Brown adipose tissue is specialized for non-shivering thermogenesis—burning calories to produce heat. Its best-characterized mechanism relies on uncoupling protein-1 (UCP1) in mitochondria, which allows cells to “burn fuel without work.” Yet scientists have long observed that mice lacking UCP1 can still stay warm and resist weight gain, implying that alternative heat-generating systems exist.
Finding those systems has become a priority as obesity and type 2 diabetes continue to rise worldwide. If physicians could safely raise a patient’s baseline energy expenditure, it might complement traditional weight-loss approaches focused on calorie intake and exercise.
Peroxisomes and ACOX2 take the stage
A study published in Nature now identifies one of those alternative systems. The team, led by Irfan Lodhi, PhD, professor of medicine at Washington University School of Medicine, uncovered a critical role for peroxisomes—small, enzyme-rich organelles best known for breaking down fatty acids.
Using cold-exposure experiments and genetic mouse models, the researchers showed that peroxisomes multiply in brown fat when temperatures drop, and this expansion is even greater in mice lacking UCP1. They pinpointed a key enzyme, acyl-CoA oxidase 2 (ACOX2), as central to this backup heat source.
When ACOX2 was deleted specifically in brown fat, mice became less tolerant of cold, developed insulin resistance, and gained more weight on a high-fat diet. By contrast, mice engineered to overproduce ACOX2 in brown fat stayed warmer, maintained better insulin sensitivity, and resisted diet-induced obesity.
“The pathway we’ve identified could provide opportunities to target the energy-expenditure side of the weight-loss equation,” Lodhi said. “Boosting this kind of metabolic process could support weight loss or weight control in a way that is perhaps easier to maintain over time than traditional dieting and exercise.”
Measuring heat at the source
To demonstrate that peroxisomes directly generate heat, the investigators combined two cutting-edge tools:
- Fluorescent temperature sensors capable of detecting subcellular changes, which showed higher heat output inside peroxisomes when ACOX2 was active.
- Infrared imaging of live mice, which confirmed that animals lacking ACOX2 produced less heat in their brown fat depots.
These data establish that ACOX2 metabolism of certain fatty acids leads to measurable heat production, independent of mitochondrial UCP1.

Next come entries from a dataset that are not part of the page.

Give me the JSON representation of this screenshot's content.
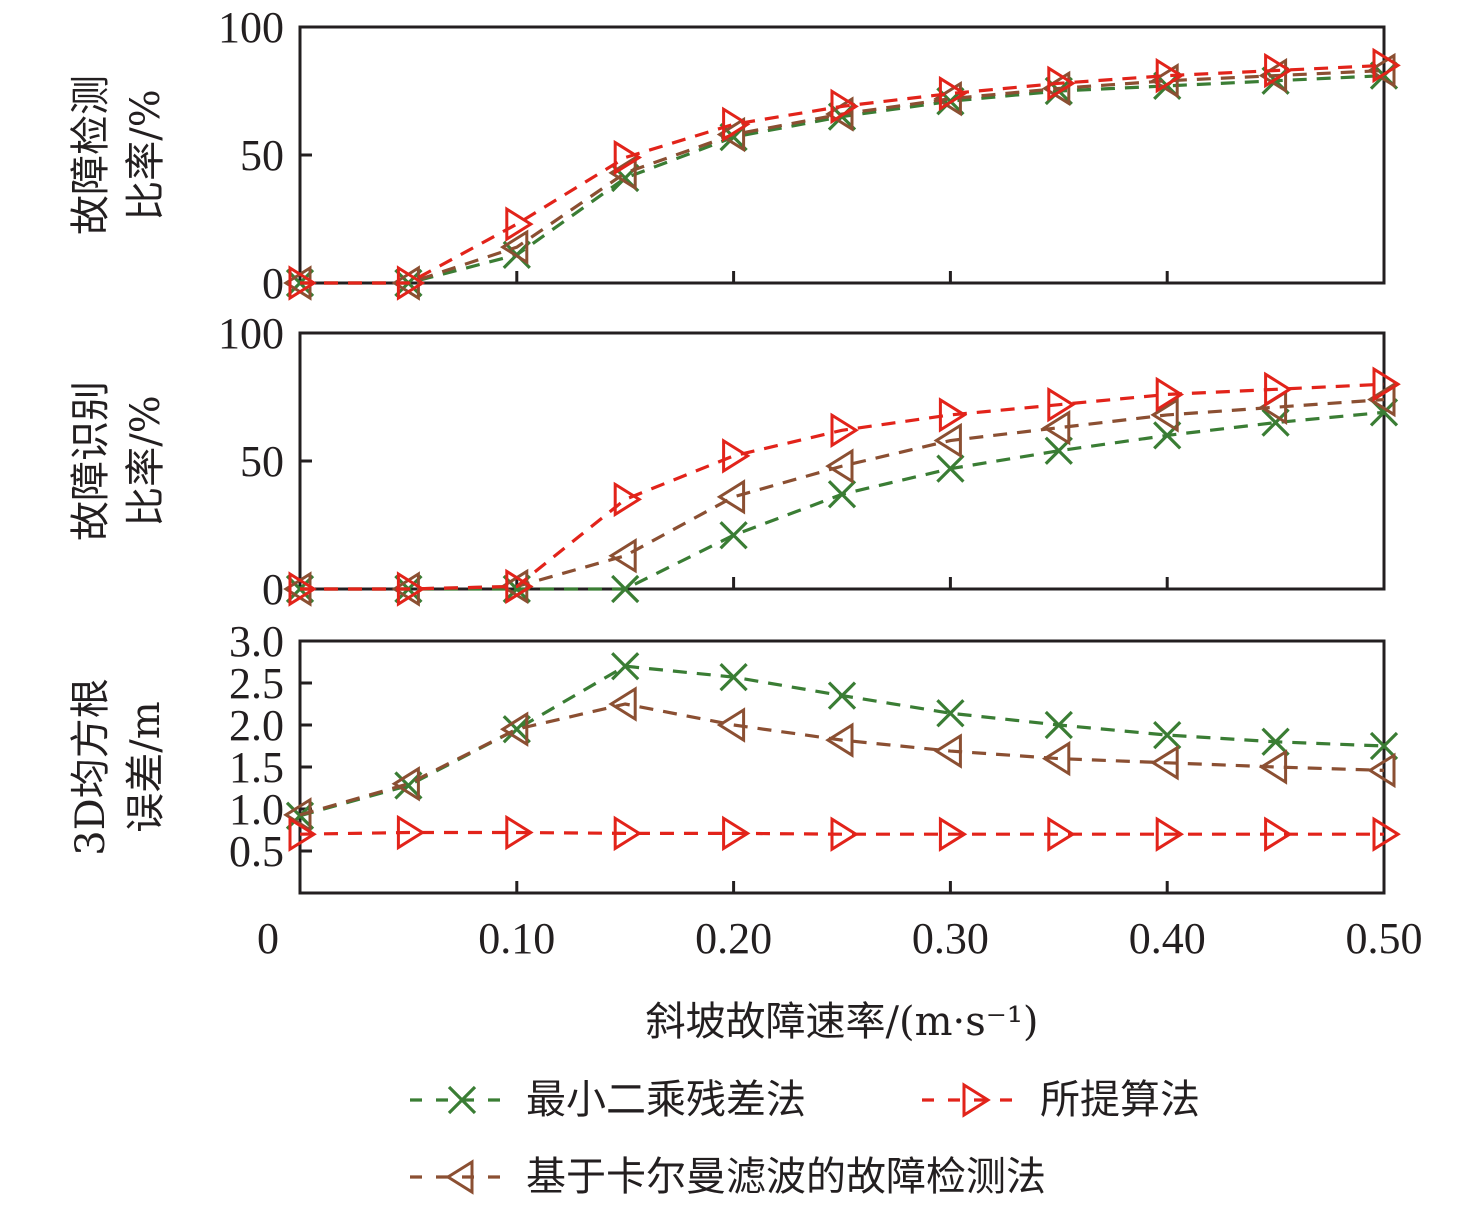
{
  "chart_data": {
    "type": "line",
    "xlabel": "斜坡故障速率/(m·s⁻¹)",
    "x": [
      0,
      0.05,
      0.1,
      0.15,
      0.2,
      0.25,
      0.3,
      0.35,
      0.4,
      0.45,
      0.5
    ],
    "xlim": [
      0,
      0.5
    ],
    "xticks": [
      0,
      0.1,
      0.2,
      0.3,
      0.4,
      0.5
    ],
    "xtick_labels": [
      "0",
      "0.10",
      "0.20",
      "0.30",
      "0.40",
      "0.50"
    ],
    "legend": {
      "placement": "bottom",
      "entries": [
        {
          "key": "ls",
          "label": "最小二乘残差法",
          "marker": "x",
          "color": "#3a7d34"
        },
        {
          "key": "proposed",
          "label": "所提算法",
          "marker": "triangle-right",
          "color": "#e2231a"
        },
        {
          "key": "kalman",
          "label": "基于卡尔曼滤波的故障检测法",
          "marker": "triangle-left",
          "color": "#8b4f32"
        }
      ]
    },
    "panels": [
      {
        "ylabel_lines": [
          "故障检测",
          "比率/%"
        ],
        "ylim": [
          0,
          100
        ],
        "yticks": [
          0,
          50,
          100
        ],
        "ytick_labels": [
          "0",
          "50",
          "100"
        ],
        "series": [
          {
            "key": "ls",
            "name": "最小二乘残差法",
            "values": [
              0,
              0,
              11,
              41,
              57,
              65,
              71,
              75,
              77,
              79,
              81
            ]
          },
          {
            "key": "kalman",
            "name": "基于卡尔曼滤波的故障检测法",
            "values": [
              0,
              0,
              14,
              43,
              58,
              66,
              72,
              76,
              79,
              81,
              83
            ]
          },
          {
            "key": "proposed",
            "name": "所提算法",
            "values": [
              0,
              0,
              23,
              49,
              62,
              69,
              74,
              78,
              81,
              83,
              85
            ]
          }
        ]
      },
      {
        "ylabel_lines": [
          "故障识别",
          "比率/%"
        ],
        "ylim": [
          0,
          100
        ],
        "yticks": [
          0,
          50,
          100
        ],
        "ytick_labels": [
          "0",
          "50",
          "100"
        ],
        "series": [
          {
            "key": "ls",
            "name": "最小二乘残差法",
            "values": [
              0,
              0,
              0,
              0,
              21,
              37,
              47,
              54,
              60,
              65,
              69
            ]
          },
          {
            "key": "kalman",
            "name": "基于卡尔曼滤波的故障检测法",
            "values": [
              0,
              0,
              1,
              13,
              36,
              48,
              58,
              63,
              68,
              71,
              74
            ]
          },
          {
            "key": "proposed",
            "name": "所提算法",
            "values": [
              0,
              0,
              1,
              35,
              52,
              62,
              68,
              72,
              76,
              78,
              80
            ]
          }
        ]
      },
      {
        "ylabel_lines": [
          "3D均方根",
          "误差/m"
        ],
        "ylim": [
          0,
          3.0
        ],
        "yticks": [
          0.5,
          1.0,
          1.5,
          2.0,
          2.5,
          3.0
        ],
        "ytick_labels": [
          "0.5",
          "1.0",
          "1.5",
          "2.0",
          "2.5",
          "3.0"
        ],
        "series": [
          {
            "key": "ls",
            "name": "最小二乘残差法",
            "values": [
              0.92,
              1.28,
              1.95,
              2.7,
              2.57,
              2.35,
              2.14,
              2.0,
              1.88,
              1.8,
              1.75
            ]
          },
          {
            "key": "kalman",
            "name": "基于卡尔曼滤波的故障检测法",
            "values": [
              0.93,
              1.3,
              1.95,
              2.25,
              2.0,
              1.82,
              1.69,
              1.6,
              1.55,
              1.5,
              1.46
            ]
          },
          {
            "key": "proposed",
            "name": "所提算法",
            "values": [
              0.7,
              0.72,
              0.72,
              0.71,
              0.71,
              0.7,
              0.7,
              0.7,
              0.7,
              0.7,
              0.7
            ]
          }
        ]
      }
    ]
  }
}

Linking diet, gut microbes, and metabolism
Several of the fatty acids used by ACOX2 are synthesized naturally in humans, found in dairy products and human breast milk, and generated by certain gut microbes. Lodhi and colleagues suggest that nutritional or probiotic interventions could one day raise levels of these fats and thereby stimulate this calorie-burning pathway.
“While our studies are in mice, there is evidence to suggest this pathway is relevant in people,” Lodhi said. “Prior studies have found that individuals with higher levels of these fatty acids tend to have lower body mass indices. But since correlation is not causation, our long-term goal is to test whether dietary or other therapeutic interventions that increase levels of these fatty acids or that increase activity of ACOX2 could be helpful in dialing up this heat production pathway.”
Clinical implications and next steps
Current obesity therapies largely focus on reducing caloric intake, through lifestyle interventions or appetite-modulating drugs such as GLP-1 receptor agonists. Strategies to increase resting energy expenditure are far less developed. The discovery of an ACOX2-driven thermogenic pathway provides a potential new lever for clinicians and drug developers.
Pharmaceutical approaches could aim to activate ACOX2 directly, while diet-based strategies might supply or boost the fatty acids it acts upon. Either route would represent a novel way to increase calorie burning without the side effects associated with excessive sympathetic nervous system stimulation.
The researchers now plan to investigate whether human brown fat shows similar ACOX2-dependent activity and to identify safe molecules that could enhance this peroxisomal heat production.